Upper extremity DVT is a thrombus in the radial, ulnar, brachial, axillary, subclavian veins, internal jugular and brachiocephalic veins and is uncommon accounting for less than 3% of total cases of DVT (14). However, the rate of PE at 12% is essentially the same (90). Secondary upper extremity DVTs are typically associated with indwelling catheters, pacemakers, and hypercoagulable states and are more common than primary upper extremity DVTs, also known as Paget-Schroetter syndrome or effort thrombosis, related to anatomical compression of vascular structures.
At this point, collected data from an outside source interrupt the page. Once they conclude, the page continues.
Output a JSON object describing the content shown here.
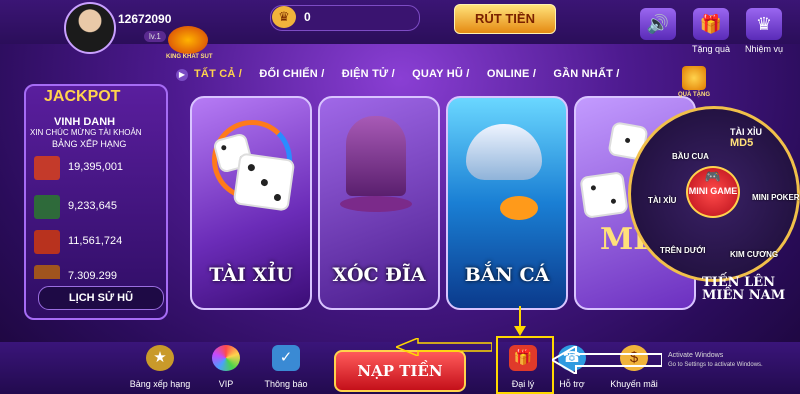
{
  "header": {
    "user_id": "12672090",
    "level": "lv.1",
    "logo_text": "KING KHAT SUT",
    "coins": "0",
    "coin_icon": "crown-icon",
    "withdraw_label": "RÚT TIỀN",
    "icons": [
      {
        "name": "sound-icon",
        "label": ""
      },
      {
        "name": "gift-icon",
        "label": "Tặng quà"
      },
      {
        "name": "crown-icon",
        "label": "Nhiệm vụ"
      }
    ]
  },
  "tabs": [
    "TẤT CẢ /",
    "ĐỐI CHIẾN /",
    "ĐIỆN TỬ /",
    "QUAY HŨ /",
    "ONLINE /",
    "GẦN NHẤT /"
  ],
  "jackpot": {
    "title": "JACKPOT",
    "honor": "VINH DANH",
    "congrats": "XIN CHÚC MỪNG TÀI KHOẢN",
    "ranking": "BẢNG XẾP HẠNG",
    "rows": [
      {
        "value": "19,395,001",
        "color": "#c43a2a"
      },
      {
        "value": "9,233,645",
        "color": "#2e6a3a"
      },
      {
        "value": "11,561,724",
        "color": "#b8321e"
      },
      {
        "value": "7,309,299",
        "color": "#a0541e"
      }
    ],
    "history_label": "LỊCH SỬ HŨ"
  },
  "games": [
    {
      "title": "TÀI XỈU"
    },
    {
      "title": "XÓC ĐĨA"
    },
    {
      "title": "BẮN CÁ"
    },
    {
      "title": "TÀI XỈU MD5"
    }
  ],
  "minigame": {
    "center": "MINI GAME",
    "items": [
      "BẦU CUA",
      "TÀI XỈU",
      "TÀI XỈU",
      "MD5",
      "MINI POKER",
      "TRÊN DƯỚI",
      "KIM CƯƠNG"
    ],
    "gift_label": "QUÀ TẶNG",
    "big_md5": "MD5",
    "mien_nam": "TIẾN LÊN MIỀN NAM"
  },
  "bottom": {
    "items": [
      {
        "label": "Bảng xếp hạng",
        "icon": "trophy-icon"
      },
      {
        "label": "VIP",
        "icon": "wheel-icon"
      },
      {
        "label": "Thông báo",
        "icon": "notification-icon"
      },
      {
        "label": "Đại lý",
        "icon": "gift-box-icon"
      },
      {
        "label": "Hỗ trợ",
        "icon": "support-icon"
      },
      {
        "label": "Khuyến mãi",
        "icon": "coin-icon"
      }
    ],
    "topup_label": "NẠP TIỀN",
    "activate_title": "Activate Windows",
    "activate_sub": "Go to Settings to activate Windows."
  },
  "colors": {
    "accent": "#ffd34d",
    "highlight": "#ffd800"
  }
}
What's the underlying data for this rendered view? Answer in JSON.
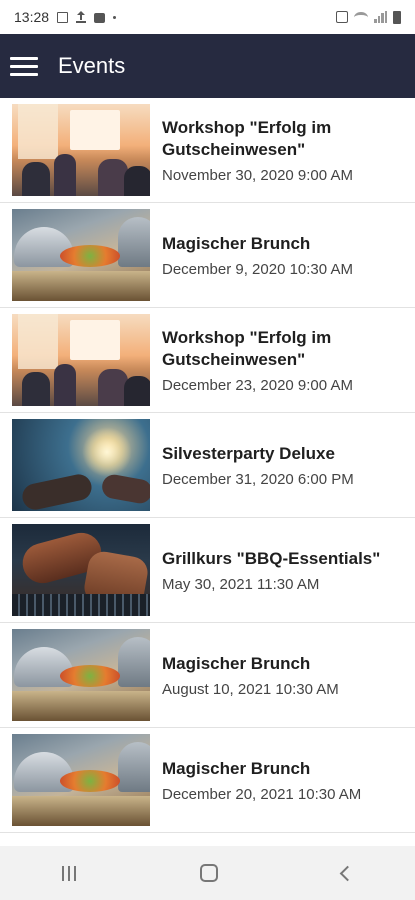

PSS is form of venous thoracic outlet syndrome caused by compression of the subclavian vein at the level of costoclavicular space between the first rib, subclavius muscle and clavicle and causing spontaneous axillosubclavian thrombosis (Figure 7) (91). It has an incidence of 1–2 per 100,000 with average age at diagnosis being 30 years (92,93).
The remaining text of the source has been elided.